Kutinggalkan sementara kedua anakku. Kusambut pagi dalam perjalannan. Aku bisu, aku termanggu. Kuberpikir, apakah mimpi-mimpi dapat diulang berkali-kali? Mataharipun menjilati sisa mimpiku yang masih ada. Yang kutemui di dalam mimpi adalah taman bunga mawar, mata dan purnama. Yang tetes embun pertamanya menyentuh kelopak bunga mawar. Berkatilah bunga mawar mekar itu. Ada bundaran terang bercahaya di langit biru. Menyingkap kabut malam. Bersama udara yang penuh wangi bunga mawar.

Cahaya pagi menyapa penuh keramahan dan kelembutan. Langit biru cemerlang digores semburat merah dilengkung langit. Tempat munculnya matahari yang selalu rutin dan teratur menyapa kita. Merupakan hadiah alam yang harus kita jaga agar seimbang.

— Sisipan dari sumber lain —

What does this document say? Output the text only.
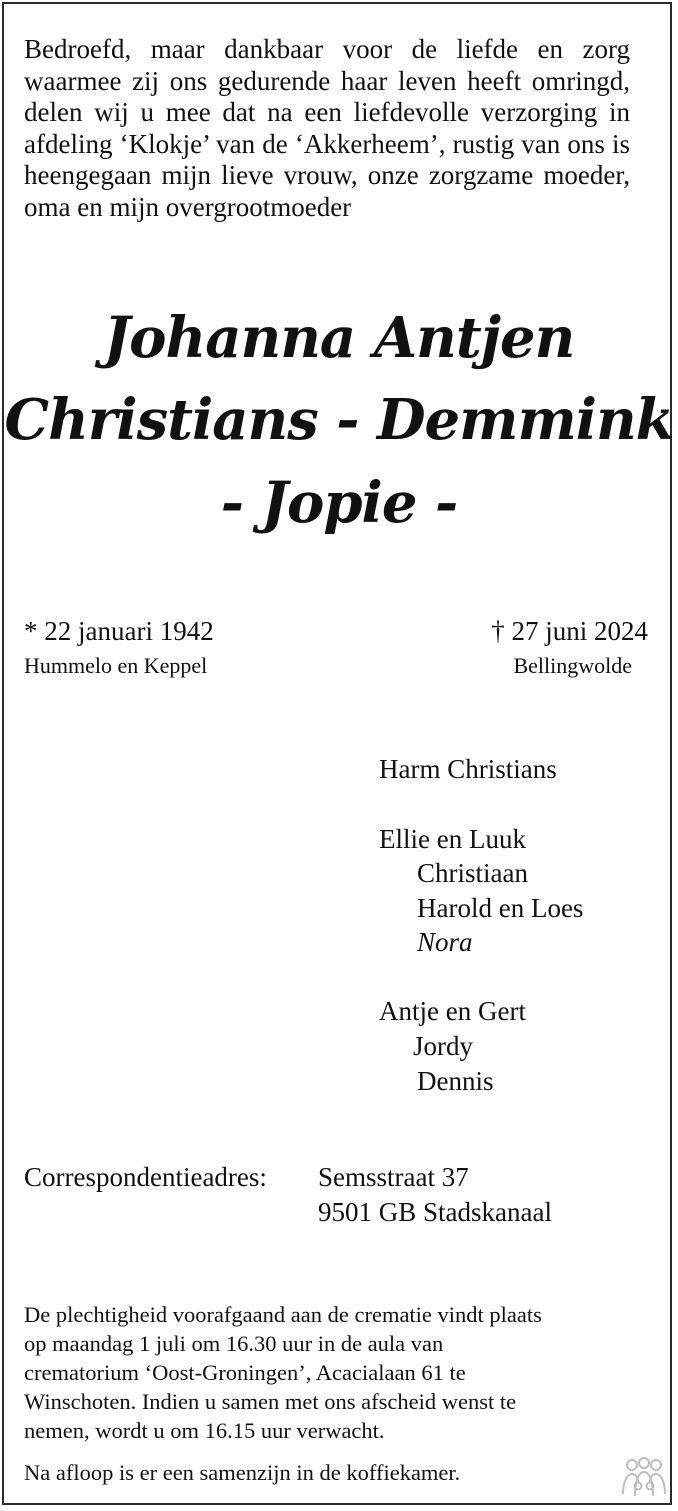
Bedroefd, maar dankbaar voor de liefde en zorg waarmee zij ons gedurende haar leven heeft omringd, delen wij u mee dat na een liefdevolle verzorging in afdeling ‘Klokje’ van de ‘Akkerheem’, rustig van ons is heengegaan mijn lieve vrouw, onze zorgzame moeder, oma en mijn overgrootmoeder

Johanna Antjen
Christians - Demmink
- Jopie -
* 22 januari 1942
Hummelo en Keppel
† 27 juni 2024
Bellingwolde
Harm Christians
Ellie en Luuk
Christiaan
Harold en Loes
Nora
Antje en Gert
Jordy
Dennis
Correspondentieadres: Semsstraat 37
9501 GB Stadskanaal

De plechtigheid voorafgaand aan de crematie vindt plaats
op maandag 1 juli om 16.30 uur in de aula van
crematorium ‘Oost-Groningen’, Acacialaan 61 te
Winschoten. Indien u samen met ons afscheid wenst te
nemen, wordt u om 16.15 uur verwacht.

Na afloop is er een samenzijn in de koffiekamer.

Siang datang. Ada sepasukan burung terbang di awan. Menuju rimbunnya pohon. Tapi kenapa tidak jadi? Apakah pindah ke sarang yang lain? Apakah dahan, ranting dan daun tidak merana? Lalu menjadi luruh dan mati karena kesepian. Tak ada kicau burung. Apakah semalam baru hujan? Atau ada angin ribut? Adakah yang murka?

Petang pun datang. Dengan kesibukan di pantai. Kita akan berlayar menuju pantai seberang. Di pantai yang tak bertepi itu senyum-Mu diam, mendengarkan, suara nyanyianku yang tak berirama, seperti ombak, bebas dari ikatan kata.

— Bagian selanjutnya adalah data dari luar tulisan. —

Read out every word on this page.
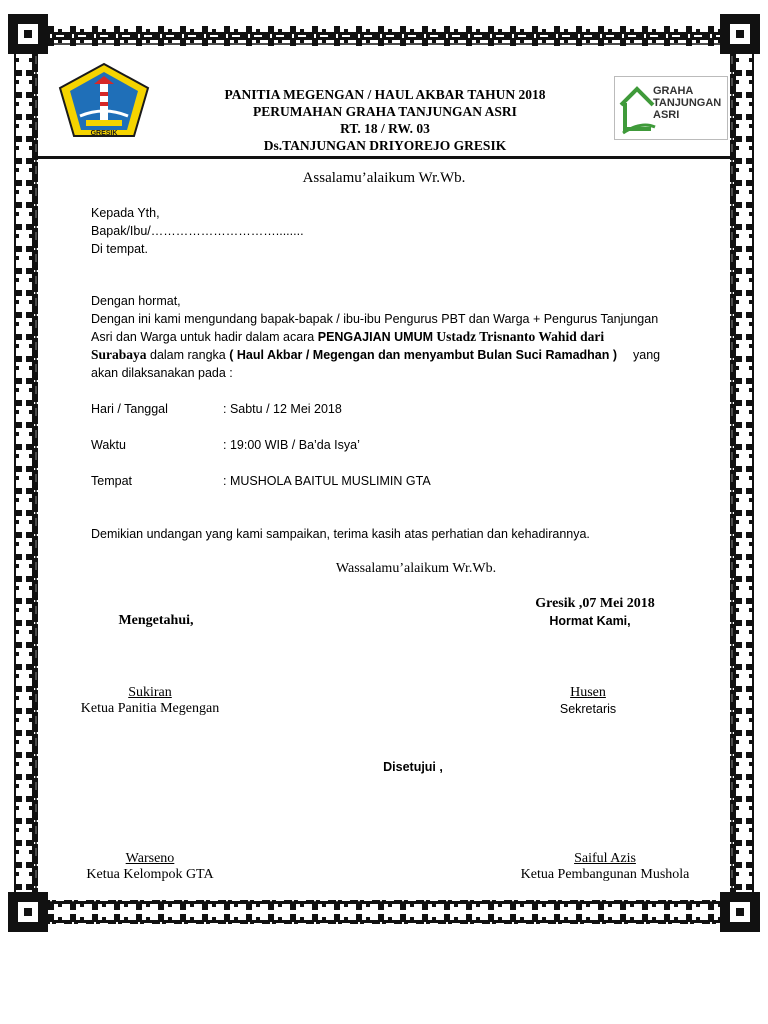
GRESIK
GRAHA
TANJUNGAN
ASRI
PANITIA MEGENGAN / HAUL AKBAR TAHUN 2018
PERUMAHAN GRAHA TANJUNGAN ASRI
RT. 18 / RW. 03
Ds.TANJUNGAN DRIYOREJO GRESIK
Assalamu’alaikum Wr.Wb.
Kepada Yth,
Bapak/Ibu/…………………………........
Di tempat.
Dengan hormat,
Dengan ini kami mengundang bapak-bapak / ibu-ibu Pengurus PBT dan Warga + Pengurus Tanjungan
Asri dan Warga untuk hadir dalam acara PENGAJIAN UMUM Ustadz Trisnanto Wahid dari
Surabaya dalam rangka ( Haul Akbar / Megengan dan menyambut Bulan Suci Ramadhan ) yang
akan dilaksanakan pada :
Hari / Tanggal	: Sabtu / 12 Mei 2018
Waktu	: 19:00 WIB / Ba’da Isya’
Tempat	: MUSHOLA BAITUL MUSLIMIN GTA
Demikian undangan yang kami sampaikan, terima kasih atas perhatian dan kehadirannya.
Wassalamu’alaikum Wr.Wb.
Gresik ,07 Mei 2018
Mengetahui,	Hormat Kami,
Sukiran
Ketua Panitia Megengan
Husen
Sekretaris
Disetujui ,
Warseno
Ketua Kelompok GTA
Saiful Azis
Ketua Pembangunan Mushola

Apakah belum sampai? Masih adakah pekerjaan yang belum selesai? O, ternyata malam akan turun. Menutup pantai dan mentari kembali ke peraduan. Burung laut pun kembali ke sarangnya. Dan kapal pun hilang ditelan malam.

Kenapa laut kesepian? Padahal sudah dipecahkan kicauan burung. Pasir di tepi pantai dengan gembira menerima kilau emas matahari. Kami terus bergegas, berjalan terburu-buru. Kenapa tidak mendendangkan sebuah lagu? Bersama kegembiraan alam. Kami menuju hutan untuk membuat hamparan kebun yang menghijau subur penghasil minyak nabati. Kami tidak berkata-kata, juga tidak tersenyum. Kami tak menikmati jalan lagi. Kami terburu-buru menghindari matahari yang semakin merayap ke puncak, melintasi daun-daun yang menguning, melayang-layang dibawa angin hutan.

Kami sudah sampai. Terdengar suara nyanyian di depan pondok. Nyanyian itu sampai di sudut telingaku. Siapakah yang berdiri di depan pondok itu? Tetapi kenapa nyanyian itu lama kelamaan menjadi kesedihan? Kesedihan yang bercampur dengan kepiluan mengaduk-aduk mata hati.

Saat terakhir pembersihan. Ada satu pohon berdiri sendirian. Hanya ditemani dahan, ranting, dan daun. Sepertinya dalam kesepian ia berdiri. Siapa yang datang dibawah ranting sepinya? Pohon itu tidak berani bergerak walau diterpa angin, hujan. Pohon itu tidak tau bagaimana cara menjaga agar tidak rusak. Sepertinya ia takut dalam bergerak. Kenapa yang berteduh tak jua pergi? Adakah yang tega menjamah pohon itu? Bagi pohon itu bayangan maut sepertinya selalu datang, begitu saja dari langit tak terjangkau. Di langit-langit itu, bayangan sangat angkuh dan datar bagai raksasa. Gema cengkeraman tangan-tangan besi akan selalu muncul di setiap saat, datang bagai angin pergi tanpa belas kasih.

Yang bagaimanakah cinta lingkungan itu? Atau hanya menggalihkan fungsi. Dari hutan tersier menjadi hamparan kebun yang menghijau subur penghasil minyak nabati.

Bulan muncul mengambang di langit. Memancar aura sepuh kuning keemasan. Pada gelombang awan hitam. Dan malampun semakin pekat.